In fact, the real star of "Push," which debuted this past weekend at Sundance, is an unknown actress from Harlem, Gabourney Sidibe, playing an obese and overburdened 16-year-old named "Precious" Jones who is twice impregnated by her father and is beaten by her mother.
Yet, she also has adults who look out for her, and one of those is welfare case worker, Mrs. Weiss, played by Carey.
With her stringy hair and no nonsense attitude, Mrs. Weiss is far from the glamorous role Carey took in 2001's "Glitter," which was loosely based on her own rise to pop music stardom.
But that movie was panned by critics and earned only $5.3 million at global box offices.

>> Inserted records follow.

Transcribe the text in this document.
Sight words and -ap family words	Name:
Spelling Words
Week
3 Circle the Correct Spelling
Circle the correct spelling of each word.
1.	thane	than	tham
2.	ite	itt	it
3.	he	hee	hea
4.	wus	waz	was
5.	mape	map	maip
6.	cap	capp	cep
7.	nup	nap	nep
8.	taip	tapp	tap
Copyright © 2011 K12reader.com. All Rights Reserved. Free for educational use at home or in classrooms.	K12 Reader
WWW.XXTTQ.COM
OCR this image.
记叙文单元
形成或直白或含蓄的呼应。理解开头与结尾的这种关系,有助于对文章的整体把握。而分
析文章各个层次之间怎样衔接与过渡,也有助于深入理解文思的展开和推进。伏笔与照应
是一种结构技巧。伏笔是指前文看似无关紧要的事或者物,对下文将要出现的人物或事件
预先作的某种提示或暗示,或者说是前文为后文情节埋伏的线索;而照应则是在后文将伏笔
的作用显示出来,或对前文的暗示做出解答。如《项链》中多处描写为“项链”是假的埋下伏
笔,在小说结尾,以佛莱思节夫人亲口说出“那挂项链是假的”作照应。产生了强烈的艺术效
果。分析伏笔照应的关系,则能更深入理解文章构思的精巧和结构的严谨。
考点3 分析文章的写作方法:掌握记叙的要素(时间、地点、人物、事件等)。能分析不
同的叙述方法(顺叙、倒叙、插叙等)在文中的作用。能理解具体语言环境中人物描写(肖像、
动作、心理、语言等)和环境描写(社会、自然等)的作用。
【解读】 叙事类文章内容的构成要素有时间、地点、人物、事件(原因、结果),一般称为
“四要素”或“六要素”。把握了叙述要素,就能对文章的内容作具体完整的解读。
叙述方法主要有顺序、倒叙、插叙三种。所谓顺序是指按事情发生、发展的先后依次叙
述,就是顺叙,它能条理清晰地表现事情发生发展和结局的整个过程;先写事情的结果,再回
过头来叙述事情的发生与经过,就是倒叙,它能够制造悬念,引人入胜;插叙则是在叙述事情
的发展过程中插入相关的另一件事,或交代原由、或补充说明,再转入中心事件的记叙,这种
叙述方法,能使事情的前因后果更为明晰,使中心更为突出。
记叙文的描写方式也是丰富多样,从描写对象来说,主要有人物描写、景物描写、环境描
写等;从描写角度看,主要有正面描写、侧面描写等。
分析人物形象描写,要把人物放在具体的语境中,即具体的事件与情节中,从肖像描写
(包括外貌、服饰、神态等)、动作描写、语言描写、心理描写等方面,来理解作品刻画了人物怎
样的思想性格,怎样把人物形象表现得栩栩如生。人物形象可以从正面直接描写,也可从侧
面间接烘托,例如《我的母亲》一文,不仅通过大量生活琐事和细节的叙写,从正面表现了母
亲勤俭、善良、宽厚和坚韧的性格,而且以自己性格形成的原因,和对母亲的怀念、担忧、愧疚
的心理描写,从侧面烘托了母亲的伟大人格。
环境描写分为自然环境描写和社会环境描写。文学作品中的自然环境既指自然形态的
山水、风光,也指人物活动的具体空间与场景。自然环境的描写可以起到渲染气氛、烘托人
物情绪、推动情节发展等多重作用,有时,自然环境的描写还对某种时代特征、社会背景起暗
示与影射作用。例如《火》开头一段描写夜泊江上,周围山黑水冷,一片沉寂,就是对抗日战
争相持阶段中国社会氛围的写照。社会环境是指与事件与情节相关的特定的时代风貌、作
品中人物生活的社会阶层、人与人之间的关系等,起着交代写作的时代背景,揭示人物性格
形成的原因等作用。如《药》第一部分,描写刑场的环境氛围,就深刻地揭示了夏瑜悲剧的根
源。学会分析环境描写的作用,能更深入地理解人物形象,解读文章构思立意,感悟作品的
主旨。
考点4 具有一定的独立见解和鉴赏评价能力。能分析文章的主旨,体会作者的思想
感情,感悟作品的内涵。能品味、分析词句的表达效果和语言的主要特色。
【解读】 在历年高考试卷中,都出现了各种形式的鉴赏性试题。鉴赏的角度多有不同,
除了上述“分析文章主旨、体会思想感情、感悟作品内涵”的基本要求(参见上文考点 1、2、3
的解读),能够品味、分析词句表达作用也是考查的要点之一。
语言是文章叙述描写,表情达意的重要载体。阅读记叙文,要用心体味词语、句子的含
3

Since then, Carey has starred in a few movies, but for the most part they have been seen only on TV, DVD or outside the United States.
"Push," however, is based on a best-selling novel and directed by Lee Daniels who produced "Monster's Ball," which earned Halle Berry a best actress Oscar. So curiosity was running high at Sundance to see how Carey performed.
At least one early review was positive. Show business paper Daily Variety called "Push," "courageous and uncompromising," and added that "among the many delightful surprises in the film is Mariah Carey, who is pitch-perfect as a welfare counselor and serves as this demi-tragedy's Greek chorus."
In "Push," Carey has chosen the small but pivotal role of a woman who unravels Precious' monstrous home life of abuse and teenage motherhood.
"Mrs. Weiss is sort of the eyes of the audience, the people who don't know anybody like this in their lives," Carey told reporters late Saturday.
"Yes it's her job ... but even someone who goes through that every day and sees these horrific things, she hears something that changes her," Carey said about the range of emotions she must show as Mrs. Weiss.
Despite its dark material, the film had Sundance audiences laughing at several comic scenes, revolving around surrealistic dreams Precious creates to escape. In one, she sees herself and her mother transported into a Sophia Loren movie playing on television, where her mom curses at her in Italian.
"Push" is based on a novel of the same name by New York writer Sapphire, whose given name is Ramona Lofton. The book proved controversial when it hit retail stories in 1996 because of its graphic description of incest, but it also made it to the New York Times Bestseller list.
"I was just glued to this book when I read it in, I guess '98, and it stays with you," Carey said.
Carey is not the only Grammy-winning singer in the movie. Rocker Lenny Kravitz plays a small role as a nurse's aide who helps Precious deliver her second child.
That star power could help give the film wider release in the U.S. and internationally. The filmmakers are still in talks with studios to find a distributor.